いつぶりだろう。こんなに楽しく外を歩いたのは。
家に着いて、玄関を開ける。
いつもと違って、家がほんのり輝いて見える。
「お寿司!おっすっしー!あいちゃーん!たべよー!」
ゆうみは早くお寿司を食べたいみたいだ。
早速テーブルに買ったお寿司を置いて、蓋を開ける。
エビやイカ、マグロ、トロ、サーモン、様々なお寿司が並んでいる。
「わぁー!!!ゆうみこんなのほんとにたべていいの!?」
「いいんだよ、でも半分こね」
「ふひひ!半分こー!あいちゃんとお寿司半分こっ♪うれしいなぁーっ!」
一つ一つ、丁寧に味わって食べた。二人で食べるお寿司はとても美味しくて、ゆうみはほっぺたを抑えながら「んむー!!!」と笑みを浮かべていた。
二人で食べるにはちょうどいいサイズだった。
「ご馳走様。」
「おごちそーさまでした!」
「まだ9時半だけど、どうする?寝る?」
「あいちゃんねむい?ゆうみはねぇ、あいちゃんともっと遊びたい!」
せっかくのお泊まりだもんね。
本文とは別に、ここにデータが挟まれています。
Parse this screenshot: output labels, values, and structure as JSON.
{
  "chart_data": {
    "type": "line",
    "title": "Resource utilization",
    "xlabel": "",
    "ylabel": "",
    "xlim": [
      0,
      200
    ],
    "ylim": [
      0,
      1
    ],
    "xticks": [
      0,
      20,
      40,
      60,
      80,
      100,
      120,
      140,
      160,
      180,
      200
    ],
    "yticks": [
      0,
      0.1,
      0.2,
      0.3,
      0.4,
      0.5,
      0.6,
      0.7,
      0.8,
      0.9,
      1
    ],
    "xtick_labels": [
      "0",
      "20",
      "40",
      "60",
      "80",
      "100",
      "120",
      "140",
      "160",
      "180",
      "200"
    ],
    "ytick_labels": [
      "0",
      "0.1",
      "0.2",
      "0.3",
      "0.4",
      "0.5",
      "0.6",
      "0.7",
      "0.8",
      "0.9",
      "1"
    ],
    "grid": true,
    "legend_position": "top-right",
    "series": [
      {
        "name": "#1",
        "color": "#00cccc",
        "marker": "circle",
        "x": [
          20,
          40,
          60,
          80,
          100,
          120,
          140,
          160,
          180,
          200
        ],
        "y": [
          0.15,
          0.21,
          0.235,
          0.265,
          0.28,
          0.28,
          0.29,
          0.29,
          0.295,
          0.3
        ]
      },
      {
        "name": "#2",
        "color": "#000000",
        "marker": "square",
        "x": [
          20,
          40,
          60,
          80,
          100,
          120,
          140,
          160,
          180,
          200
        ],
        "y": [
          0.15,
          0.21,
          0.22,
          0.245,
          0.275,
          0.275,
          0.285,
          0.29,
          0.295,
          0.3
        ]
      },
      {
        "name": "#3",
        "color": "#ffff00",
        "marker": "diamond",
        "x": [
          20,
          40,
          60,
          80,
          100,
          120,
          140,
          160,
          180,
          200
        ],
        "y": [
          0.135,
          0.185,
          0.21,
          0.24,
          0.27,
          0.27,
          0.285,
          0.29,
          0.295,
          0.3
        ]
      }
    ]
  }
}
そうだよね。
「お絵描きでもする?」
「んー!やったー!!!ゆうみキリンさんかくの!」
「じゃあ、私はくまさんでも描こうかな」
「ふひひ!じゃあふたりでどうぶつえんつくろう!」
「ふふ、いいアイデアだね」
意外と動物を描くのは難しい...でも、ゆうみとなら上手いとか、下手とか関係なく楽しくかけるんだよな。不思議。
「できた!!」
「できたねぇ」
二人で画用紙に沢山の動物を描いて切って大きな画用紙に貼った、小さな動物園ができた。
これは、宝物だなぁ。
私はゆうみにバレないよう口元を隠しひとりでニヤニヤとしている。
ゆうみは小さな動物園を掲げて目を輝かせていた。
幸せな時間。
気が付いたら23時になっていた。
「ゆうみ!明日朝早いからそろそろ寝よう。」
「んー?明日としょかんそんなにはやくいくの?」
「んや、ちょっと色々あってね、7時にうちにお迎えが来て、ユメちゃんに会いに行けることになったんだよ」
「えぇー!!!そんな!!!ユメちゃんに会えるの!?やったぁー!!!ふひひっ♪」
「そうそう、だから、早く寝なくちゃね。」
私はそう言いながら、ゆうみをベッドへと誘導する。
「わかった!...ね、手、繋いでくっついて寝ていーい?」
「もちろん。一緒に眠ろうね。いい夢見れたらいいね。」
「ふひひ...あいちゃん、あったかい。ありがとう....」
そう言って、ゆうみはベッドで手を繋いだまま即座に眠りについた。疲れていたのかな。
私は少し緊張している。あの、「脳科学研究所」、スマホで調べてもろくに情報が出てこないんだよな...。大丈夫かな...。